Following my sister’s murder the Reverend Ian Paisley came to
visit and give condolence to our family. He was greeted at our front door by my Auntie Gertie who is a nun. We made cups of tea. We spoke and prayed together in the way people do when tragedy has struck. He spent time with us. I will always remember his kindness.
Gerry Adams said the murder of my sister was “regrettable” but that my father was a “legitimate target because he was part of the British war machine”. It was the usual circus. He made no mention of the attempt to kill my mother and I have no doubt he, Martin McGuiness, Carál Ní Chuilín and Mary Ann McArdle continue to feel the same way, that the attack on my family was justified.
I say quite simply to Sinn Fein, if it really is time to move on and if the “war” is truly over then show some respect and a sense of decency for those of us who have suffered dreadfully at your hands. For those of us who grieve for our cherished dead. If we are to move on, let us all move on without further rewarding those who have shown callous disregard for human life, and stolen our loved ones. Enough is enough.

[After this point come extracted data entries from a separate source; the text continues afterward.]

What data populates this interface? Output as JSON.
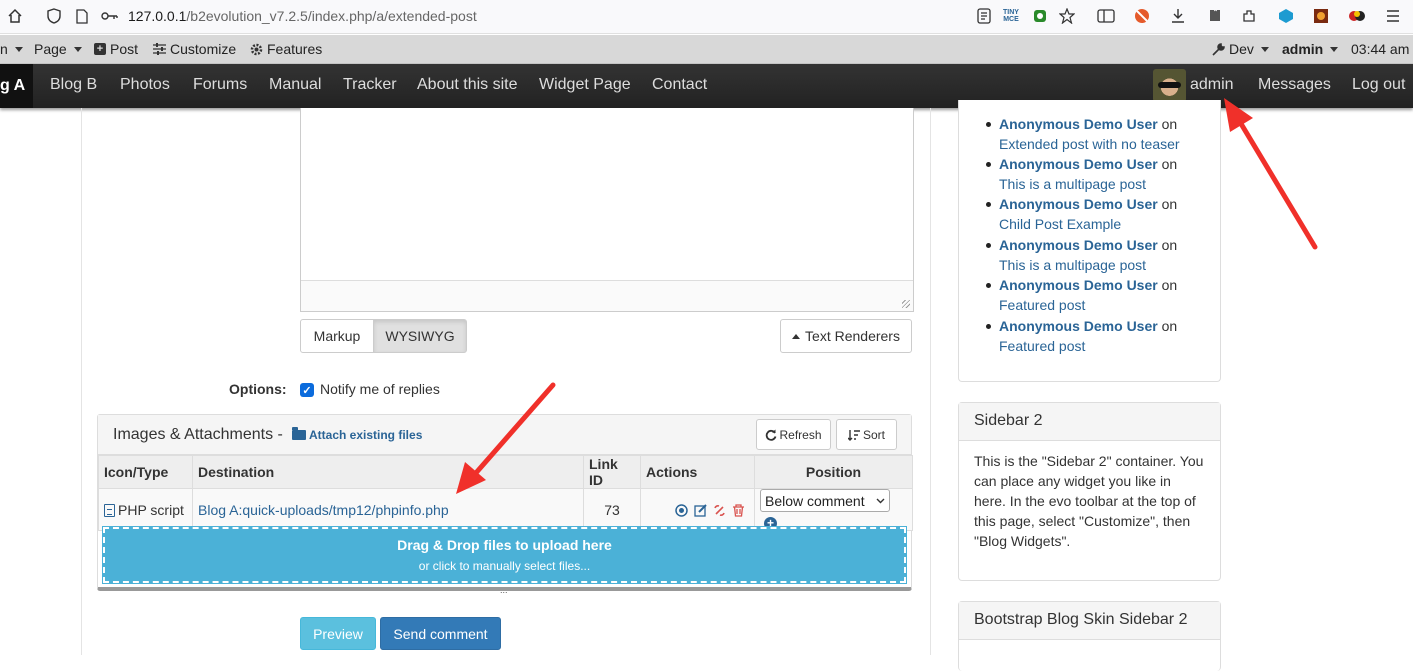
{
  "browser": {
    "url_host": "127.0.0.1",
    "url_path": "/b2evolution_v7.2.5/index.php/a/extended-post",
    "tinymce_label": "TINY MCE"
  },
  "evo_toolbar": {
    "menu_partial": "n",
    "page": "Page",
    "post": "Post",
    "customize": "Customize",
    "features": "Features",
    "dev": "Dev",
    "user": "admin",
    "time": "03:44 am"
  },
  "site_nav": {
    "active": "g A",
    "items": [
      "Blog B",
      "Photos",
      "Forums",
      "Manual",
      "Tracker",
      "About this site",
      "Widget Page",
      "Contact"
    ],
    "user": "admin",
    "messages": "Messages",
    "logout": "Log out"
  },
  "editor": {
    "markup_label": "Markup",
    "wysiwyg_label": "WYSIWYG",
    "text_renderers_label": "Text Renderers"
  },
  "options": {
    "label": "Options:",
    "notify_label": "Notify me of replies",
    "notify_checked": true
  },
  "attachments": {
    "title": "Images & Attachments -",
    "attach_existing_label": "Attach existing files",
    "refresh_label": "Refresh",
    "sort_label": "Sort",
    "columns": [
      "Icon/Type",
      "Destination",
      "Link ID",
      "Actions",
      "Position"
    ],
    "rows": [
      {
        "type": "PHP script",
        "destination": "Blog A:quick-uploads/tmp12/phpinfo.php",
        "link_id": "73",
        "position": "Below comment"
      }
    ],
    "dropzone_main": "Drag & Drop files to upload here",
    "dropzone_sub": "or click to manually select files...",
    "handle": "..."
  },
  "actions": {
    "preview_label": "Preview",
    "send_label": "Send comment"
  },
  "sidebar": {
    "comments": [
      {
        "author": "Anonymous Demo User",
        "on": "on",
        "post": "Extended post with no teaser"
      },
      {
        "author": "Anonymous Demo User",
        "on": "on",
        "post": "This is a multipage post"
      },
      {
        "author": "Anonymous Demo User",
        "on": "on",
        "post": "Child Post Example"
      },
      {
        "author": "Anonymous Demo User",
        "on": "on",
        "post": "This is a multipage post"
      },
      {
        "author": "Anonymous Demo User",
        "on": "on",
        "post": "Featured post"
      },
      {
        "author": "Anonymous Demo User",
        "on": "on",
        "post": "Featured post"
      }
    ],
    "sidebar2_title": "Sidebar 2",
    "sidebar2_body": "This is the \"Sidebar 2\" container. You can place any widget you like in here. In the evo toolbar at the top of this page, select \"Customize\", then \"Blog Widgets\".",
    "bootstrap_title": "Bootstrap Blog Skin Sidebar 2"
  },
  "colors": {
    "link": "#2a6496",
    "dropzone": "#4bb1d7",
    "preview_btn": "#5bc0de",
    "send_btn": "#337ab7",
    "annotation_arrow": "#f0302a"
  }
}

You compare yourselves to Nelson Mandela. Well then. Do as he did, if you are brave enough. Embrace the need for genuine truth and reconciliation and support the very institutions, such as the Historical Enquiries Team, that have been established to find it. Don't ignore them. Tell us who committed these foul atrocities.
It seems to me that you, Sinn Fein, selectively support those aspects of the 1998 peace agreement that suit you and not the ones that don’t.
You did the same thing during the Troubles. It is not acceptable now.
You are the ones who will |not move on. You are the ones who perpetuate hurt and promote your brand of hatred. You are the ones who do not have the courage |to truly confront the devastation your actions caused so many others, including my family. |You are the ones who fear the truth. Just what are you scared off now you no longer have your guns?
There isn’t a day goes by when I do not think of my sister Mary and my dad together in heaven, suffering now past, waiting for us to join them.
My dad couldn’t attend Mary’s funeral but his body is buried with her (together with his mother and father) in the cemetery at Kilclief, about seven miles from Strangford. It is peaceful spot.
Every time I visit, I always remember that wet, windswept day as my sister’s young body was lowered into the ground, the sun came out and a bird flew low over her grave. I felt as if it was Mary saying good-bye.